Article 13 requires that high-risk AI systems be designed to ensure transparency, including the provision of information to users. An AI agent quoting financial terms must provide transparent information about the nature of the quote (firm, indicative, or illustrative), the validity window, and the slippage tolerance. AG-482's quote type disclosure and validity window requirements directly support the transparency obligation.

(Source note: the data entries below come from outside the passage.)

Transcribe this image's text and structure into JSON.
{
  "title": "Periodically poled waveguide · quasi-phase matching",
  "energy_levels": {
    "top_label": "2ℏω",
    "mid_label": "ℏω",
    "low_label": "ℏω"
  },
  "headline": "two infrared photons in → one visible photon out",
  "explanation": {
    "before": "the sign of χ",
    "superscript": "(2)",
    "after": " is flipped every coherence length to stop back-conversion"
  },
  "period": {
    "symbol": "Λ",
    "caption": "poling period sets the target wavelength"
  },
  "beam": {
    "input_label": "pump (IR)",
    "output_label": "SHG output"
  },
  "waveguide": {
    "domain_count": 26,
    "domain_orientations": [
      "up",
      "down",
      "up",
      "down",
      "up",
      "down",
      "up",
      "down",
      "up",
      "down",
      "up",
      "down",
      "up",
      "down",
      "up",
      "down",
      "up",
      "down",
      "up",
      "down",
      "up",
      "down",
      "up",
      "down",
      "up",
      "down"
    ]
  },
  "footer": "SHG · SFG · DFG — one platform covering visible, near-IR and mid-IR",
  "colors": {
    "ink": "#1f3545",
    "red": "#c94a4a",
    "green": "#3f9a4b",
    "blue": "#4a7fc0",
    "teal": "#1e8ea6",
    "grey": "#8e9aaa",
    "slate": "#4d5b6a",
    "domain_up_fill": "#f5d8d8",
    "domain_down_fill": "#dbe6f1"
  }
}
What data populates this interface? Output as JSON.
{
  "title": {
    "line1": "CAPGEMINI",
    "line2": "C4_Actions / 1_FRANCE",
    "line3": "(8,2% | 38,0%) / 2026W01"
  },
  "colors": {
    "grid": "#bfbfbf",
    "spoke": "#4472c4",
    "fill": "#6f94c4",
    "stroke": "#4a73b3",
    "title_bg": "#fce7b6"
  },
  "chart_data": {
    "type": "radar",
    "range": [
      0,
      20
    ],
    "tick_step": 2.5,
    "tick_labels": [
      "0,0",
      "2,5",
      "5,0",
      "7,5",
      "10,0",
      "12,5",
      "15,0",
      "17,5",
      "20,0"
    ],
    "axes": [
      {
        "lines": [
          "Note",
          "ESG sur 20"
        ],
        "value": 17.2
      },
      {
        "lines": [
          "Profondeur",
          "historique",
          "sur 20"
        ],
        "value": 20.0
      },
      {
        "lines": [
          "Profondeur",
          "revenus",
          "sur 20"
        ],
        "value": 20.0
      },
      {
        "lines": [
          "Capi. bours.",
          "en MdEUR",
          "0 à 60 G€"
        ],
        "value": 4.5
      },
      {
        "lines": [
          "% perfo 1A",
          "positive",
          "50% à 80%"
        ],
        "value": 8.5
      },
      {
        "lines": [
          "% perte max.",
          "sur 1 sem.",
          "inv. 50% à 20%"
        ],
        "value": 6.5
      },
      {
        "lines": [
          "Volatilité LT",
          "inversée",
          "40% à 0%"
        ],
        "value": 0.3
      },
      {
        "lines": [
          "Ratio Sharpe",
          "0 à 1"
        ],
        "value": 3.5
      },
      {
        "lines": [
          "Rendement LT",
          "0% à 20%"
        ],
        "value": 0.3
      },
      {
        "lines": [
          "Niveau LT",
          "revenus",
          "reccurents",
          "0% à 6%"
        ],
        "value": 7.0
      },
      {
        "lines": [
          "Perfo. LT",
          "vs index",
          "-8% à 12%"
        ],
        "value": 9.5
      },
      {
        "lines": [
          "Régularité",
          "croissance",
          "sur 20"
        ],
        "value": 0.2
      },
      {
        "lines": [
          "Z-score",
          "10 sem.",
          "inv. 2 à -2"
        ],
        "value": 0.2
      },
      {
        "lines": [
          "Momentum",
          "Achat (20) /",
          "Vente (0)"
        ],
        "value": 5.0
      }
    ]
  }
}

DORA requires financial entities to identify, assess, and manage ICT risks. An AI agent that presents inconsistent quotes represents an ICT risk — the technology is creating misleading information that could harm clients and generate regulatory exposure. AG-482's infrastructure-level controls (pre-quote validation, execution-time re-validation, tamper-evident logging) are ICT risk management measures within the DORA framework.
| Field | Value |
|---|---|
| Severity Rating | High |
| Blast Radius | Client-wide — affects every counterparty that receives a quote from the agent, with cumulative financial harm proportional to transaction volume |
Consequence chain: Quote-to-execution inconsistency creates a systematic expectation gap between what counterparties are shown and what they receive. The immediate harm is financial: each transaction where the executed price is worse than the quoted price generates a measurable cost to the counterparty. At $200 million in daily quoted volume with an average 2 basis point quote-to-execution deviation, the aggregate daily cost to counterparties is $40,000, compounding to approximately $10 million per year. The counterparty may not detect the deviation on individual transactions — 2 basis points is within normal market noise — but transaction cost analysis over a quarter will reveal the systematic pattern. The reputational consequence follows: institutional counterparties who detect systematic quote inconsistency will redirect order flow, and word-of-mouth in institutional markets is fast and unforgiving. The regulatory consequence is severe and multi-faceted: MiFID II Article 27 failure (best execution), MiFID II Article 24 failure (fair treatment), potential MAR 1.6 violation (misleading impressions), and FCA supervisory action. Historical FCA enforcement actions for pricing and execution quality failures have resulted in fines ranging from £5.4 million to £34.3 million. In DeFi markets, the consequence is amplified by the transparency of blockchain records — every transaction and its actual execution price is permanently recorded, making quote inconsistency trivially provable for regulators, competitors, and users. The compound effect is existential for market-making and execution businesses: quote credibility is the foundation of the business model, and systematic inconsistency between quoted and executed terms destroys that foundation.
Cross-references: AG-481 (Best Execution Policy Binding Governance) ensures the agent is bound to an approved execution policy that includes price quality thresholds. AG-006 (Tamper-Evident Record Integrity) provides the integrity framework for the tamper-evident quote log. AG-479 (Order Routing Transparency Governance) ensures transparency in how orders are routed after a quote is accepted. AG-484 (Front-Running and Insider Awareness Governance) addresses the risk that quote information is exploited before execution. AG-486 (Transaction Finality Governance) ensures that executed transactions settle at the quoted or disclosed terms. AG-456 (Pricing Model Transparency Governance) addresses the transparency of the pricing models that generate the source prices for quotes. AG-412 (Representation Accuracy Governance) provides the broader framework for ensuring agent representations are accurate. AG-371 (Promise-to-Action Fidelity Governance) addresses the general principle that agent commitments must be honoured.